The main aim of stock picking is to find the market-beating stocks. But in any portfolio, there will be mixed results between individual stocks. At this point some shareholders may be questioning their investment in Hornby PLC (LON:HRN), since the last five years saw the share price fall 49%. Shareholders have had an even rougher run lately, with the share price down 15% in the last 90 days.
Given that Hornby didn't make a profit in the last twelve months, we'll focus on revenue growth to form a quick view of its business development. Shareholders of unprofitable companies usually expect strong revenue growth. As you can imagine, fast revenue growth, when maintained, often leads to fast profit growth.
Over half a decade Hornby reduced its trailing twelve month revenue by 11% for each year. That puts it in an unattractive cohort, to put it mildly. It seems pretty reasonable to us that the share price dipped 13% per year in that time. We doubt many shareholders are delighted with this share price performance. It is possible for businesses to bounce back but as Buffett says, 'turnarounds seldom turn'.

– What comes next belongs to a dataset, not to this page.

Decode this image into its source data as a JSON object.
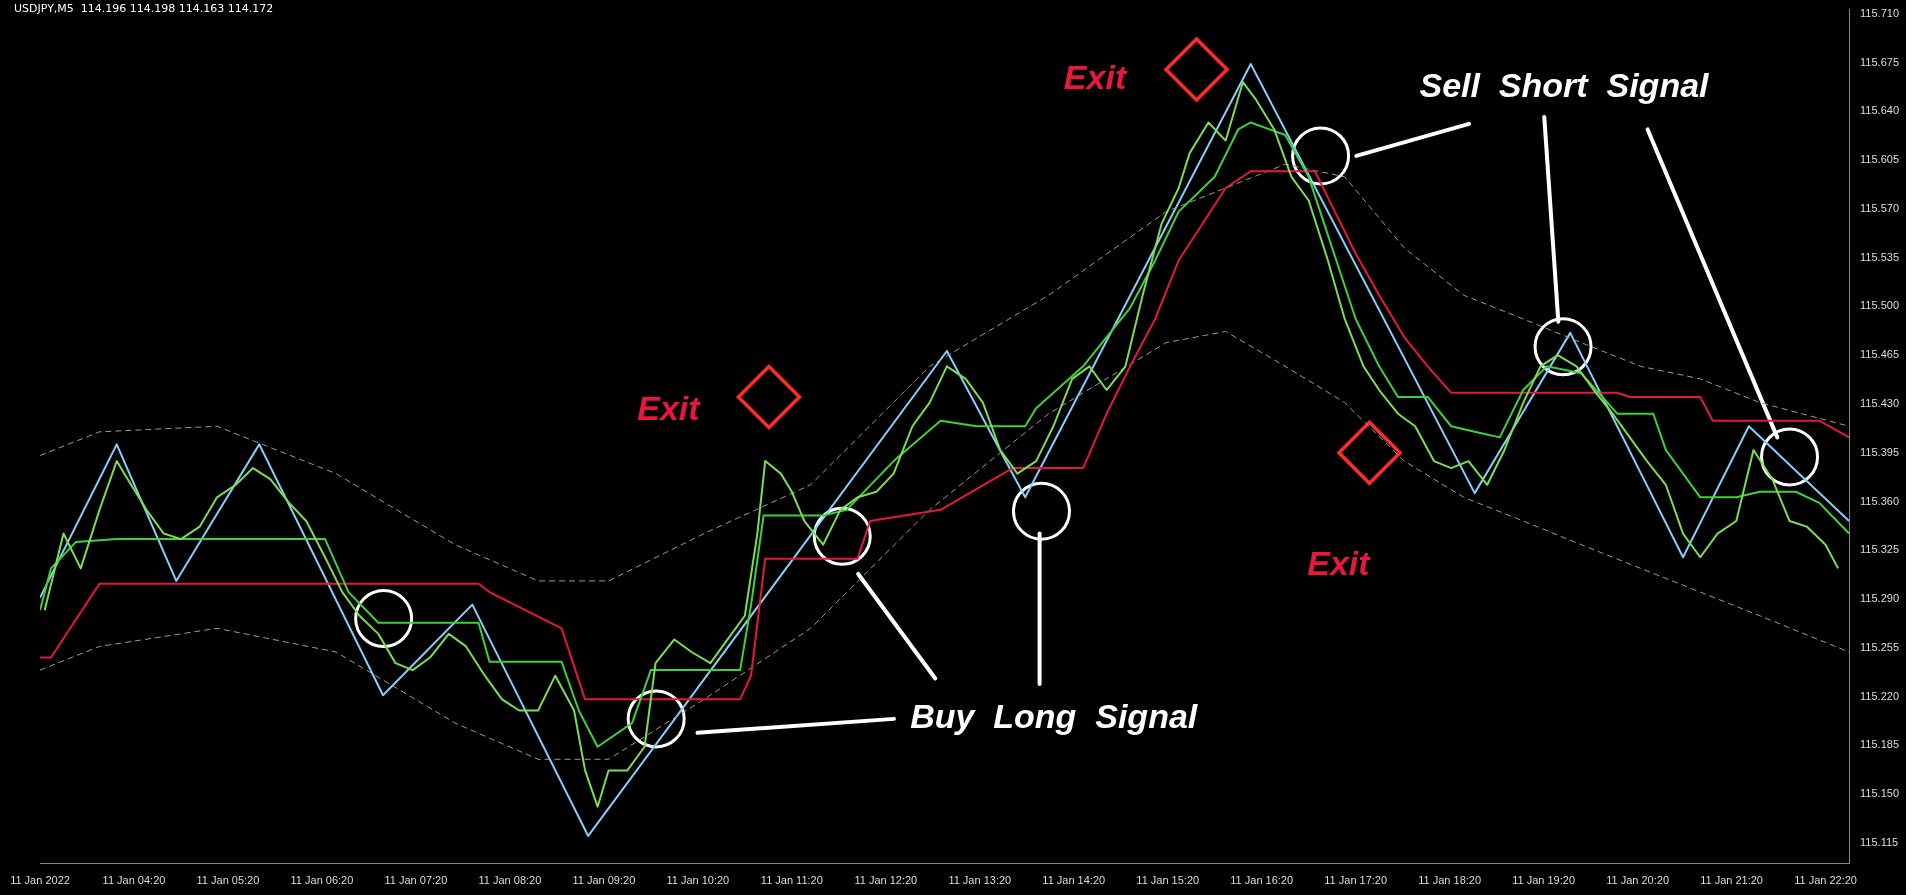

The graphic below depicts how earnings and revenue have changed over time (unveil the exact values by clicking on the image).
Balance sheet strength is crucial. It might be well worthwhile taking a look at our free report on how its financial position has changed over time.
A Different Perspective
While the broader market gained around 2.0% in the last year, Hornby shareholders lost 9.1%. Even the share prices of good stocks drop sometimes, but we want to see improvements in the fundamental metrics of a business, before getting too interested. However, the loss over the last year isn't as bad as the 13% per annum loss investors have suffered over the last half decade. We'd need to see some sustained improvements in the key metrics before we could muster much enthusiasm. Shareholders might want to examine this detailed historical graph of past earnings, revenue and cash flow.
Of course, you might find a fantastic investment by looking elsewhere. So take a peek at this free list of companies we expect will grow earnings.
Please note, the market returns quoted in this article reflect the market weighted average returns of stocks that currently trade on GB exchanges.
We aim to bring you long-term focused research analysis driven by fundamental data. Note that our analysis may not factor in the latest price-sensitive company announcements or qualitative material.
If you spot an error that warrants correction, please contact the editor at email@example.com. This article by Simply Wall St is general in nature. It does not constitute a recommendation to buy or sell any stock, and does not take account of your objectives, or your financial situation. Simply Wall St has no position in the stocks mentioned. Thank you for reading.